Currywurst Is The Best Wurst!
For such an old country, Germany’s most popular fast food snack is not yet 100 years old. In fact, the Currywurst was invented during one of Germany’s most trying times. Immediately after World War Two, when Berlin was mostly rubble, divided into four military occupation zones and completely conquered, food was quite scarce, so an ingenious chef decided to concoct a sauce to entice her customers into purchasing more sausages.
On what was to be her 100th birthday, Google dedicated a doodle to Herta Heuwer and her Currywurst. http://www.google.com/doodles/herta-heuwers-100th-birthday
The chef’s name was Herta Charlotte Heuwer, nee. Pöppel and was born on 30 July 1913 in Königsberg (today Kaliningrad). Not very well known throughout the world, she is nonetheless very important to all tourists to Germany who are grateful for her culinary invention. Rivaling only the more modern Döner in popularity, Currywurst was her personal invention to enhance the typical boring old sausage that was served everywhere.
As a young child, Herta’s parents moved to Berlin where she received an apprenticeship in sewing and became a seamstress. That didn’t seem to work out so well as she also became a sales person at the world famous KaDeWe department store. After the war she helped clean up Berlin and became a Trümmerfrau. These iconic women cleared the rubble, knocked mortar off of destroyed bricks and scooped endless amounts of rock and building materials into waiting trains. Simply put, due to their diligence and hard work, the debris that was once Berlin was removed and the slowly came back to life. Herta also helped and worked at the Berliner Küchenhilfe where the unemployed and homeless could receive some shelter and food. Here she improved her abilities to cook and learned much about owning and operating her own restaurant.
Other Important Culinary Germans
She eventually obtained space to open her first Imbissstand, a small stereotypical German fast food stand serving sausages, fried meats, french fries, potato salads and a small variety of soups. Her stand was in the historic neighborhood of Charlottenburg, which was located in the British Zone of Berlin. Being bored with just serving plain old Bratwurst or other sausages, Herta wanted to create a unique sauce to compliment her sausages. She was able to get ketchup (perhaps from the American sector), Worcestershire sauce and curry powder from British soldiers, and began experimenting and creating different sauces. She added German flavors as well, perhaps such well-known ingredients in German cooking as cloves, paprika, onions, mustard as well as red and green bell peppers. In addition, traditional Hungarian flavors were well known in Germany, so combining tomato paste with bell peppers, adding in the Worcestershire sauce, regular ketchup and curry powder, she created a sauce that would eventually become the most loved snack in Germany.

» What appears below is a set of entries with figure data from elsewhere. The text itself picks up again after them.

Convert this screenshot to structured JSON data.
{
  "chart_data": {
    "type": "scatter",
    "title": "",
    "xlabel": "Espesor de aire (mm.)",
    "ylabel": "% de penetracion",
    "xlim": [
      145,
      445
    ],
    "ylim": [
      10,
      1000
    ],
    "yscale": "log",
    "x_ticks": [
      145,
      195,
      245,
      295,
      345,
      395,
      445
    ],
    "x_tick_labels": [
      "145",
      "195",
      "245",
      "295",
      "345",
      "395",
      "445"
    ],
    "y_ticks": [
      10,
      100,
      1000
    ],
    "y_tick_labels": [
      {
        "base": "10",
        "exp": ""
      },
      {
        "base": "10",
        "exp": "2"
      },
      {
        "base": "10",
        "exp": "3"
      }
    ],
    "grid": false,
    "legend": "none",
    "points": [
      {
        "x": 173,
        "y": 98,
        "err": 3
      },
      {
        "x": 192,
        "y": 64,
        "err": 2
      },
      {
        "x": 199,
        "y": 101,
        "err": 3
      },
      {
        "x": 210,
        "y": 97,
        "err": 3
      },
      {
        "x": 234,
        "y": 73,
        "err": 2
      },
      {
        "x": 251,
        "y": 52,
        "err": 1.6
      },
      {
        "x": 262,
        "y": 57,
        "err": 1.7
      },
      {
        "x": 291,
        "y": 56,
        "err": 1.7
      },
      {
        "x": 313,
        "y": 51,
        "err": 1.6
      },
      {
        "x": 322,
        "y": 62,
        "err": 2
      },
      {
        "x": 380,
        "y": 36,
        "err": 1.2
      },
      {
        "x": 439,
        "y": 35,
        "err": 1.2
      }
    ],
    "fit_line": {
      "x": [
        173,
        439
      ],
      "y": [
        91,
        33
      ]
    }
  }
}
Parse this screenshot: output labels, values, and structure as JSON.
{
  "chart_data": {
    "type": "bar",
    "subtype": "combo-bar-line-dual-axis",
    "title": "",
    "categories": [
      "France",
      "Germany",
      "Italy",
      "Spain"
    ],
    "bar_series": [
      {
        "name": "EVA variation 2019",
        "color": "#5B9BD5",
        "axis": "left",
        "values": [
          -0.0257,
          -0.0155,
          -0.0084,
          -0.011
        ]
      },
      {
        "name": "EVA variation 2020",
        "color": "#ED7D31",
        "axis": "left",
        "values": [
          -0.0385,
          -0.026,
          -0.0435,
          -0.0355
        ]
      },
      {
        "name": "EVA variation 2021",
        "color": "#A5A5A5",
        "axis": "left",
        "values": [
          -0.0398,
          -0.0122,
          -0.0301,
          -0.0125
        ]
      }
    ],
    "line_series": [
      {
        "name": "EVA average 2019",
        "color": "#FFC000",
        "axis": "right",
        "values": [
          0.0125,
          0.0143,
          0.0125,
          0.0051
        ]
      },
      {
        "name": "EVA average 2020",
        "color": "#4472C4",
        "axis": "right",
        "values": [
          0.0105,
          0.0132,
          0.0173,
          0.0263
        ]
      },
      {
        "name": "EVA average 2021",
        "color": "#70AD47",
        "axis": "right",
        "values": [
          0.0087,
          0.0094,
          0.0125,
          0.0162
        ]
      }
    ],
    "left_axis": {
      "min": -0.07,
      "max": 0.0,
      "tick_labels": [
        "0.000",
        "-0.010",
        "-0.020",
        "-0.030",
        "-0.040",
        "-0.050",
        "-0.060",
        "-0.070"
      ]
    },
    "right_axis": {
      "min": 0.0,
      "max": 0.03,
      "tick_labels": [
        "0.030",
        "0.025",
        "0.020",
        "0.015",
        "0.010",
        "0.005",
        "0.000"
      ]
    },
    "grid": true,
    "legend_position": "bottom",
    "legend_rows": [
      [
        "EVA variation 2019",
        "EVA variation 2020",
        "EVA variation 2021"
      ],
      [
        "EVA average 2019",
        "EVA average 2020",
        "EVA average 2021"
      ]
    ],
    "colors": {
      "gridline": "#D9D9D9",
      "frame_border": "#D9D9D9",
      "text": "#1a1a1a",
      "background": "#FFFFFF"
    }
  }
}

Calling her sauce Chillup, she eventually patented her invention in 1959, but by that time endless amounts of imitators had popped up all over Berlin. But none could say they were the first. In 1976 she retired from her Imbissstand and as she died on 03 July 1999 in Berlin, she took her original Currywurst recipe to the grave. Not even her husband Kurt Emil Heuwer knew the exact ingredients. And although Berlin is the home of the Currywurst, and there is an actual Currywurst museum dedicated to the popular snack, countless stands all over Germany serve up their own take on the delicious Wurst.
The definition of a genuine Currywurst is a deep-fried sausage that has a curry sauce generously poured on it and curry powder liberally applied on the top to ramp up the flavor. Every fast food stand has their own take on it, just like hamburger stands throughout the United States have their own variations of burgers. The sausage is not a Bratwurst, however, but rather it is a cured and lightly smoked sausage made with pork and beef and is red, not white. Herta used a Dampfwurst for her original invention, preferring the steamed and slightly smoked sausage over other variations.
Outside of Berlin, one often finds a Bratcurry in lieu of a Currywurst. The menu will state Currywurst, but no Berliner calls it as such. The practice is to take a normal Bratwurst, cut it into one inch slices and slather it with curry ketchup. This is not authentic, and many a Berliner consider the practice "just plain wrong." Generally curry ketchups are quite sweet, but curry sauces run the gamut from sweet and mild to ultra spicy. One Imbiss in Cologne in well known for their home-made sauces with varying degrees of heat and with different, unique spices. Their spiciest curry sauce is so hot, my Texas students were sweating after just one bite!
More German Foods
When in Berlin, or for that matter, anywhere in Germany, give a Currywurst a try. You won’t be disappointed as you eat and reminisce about the story of occupied Berlin and Herta Heuwer. Guten Appetit!!!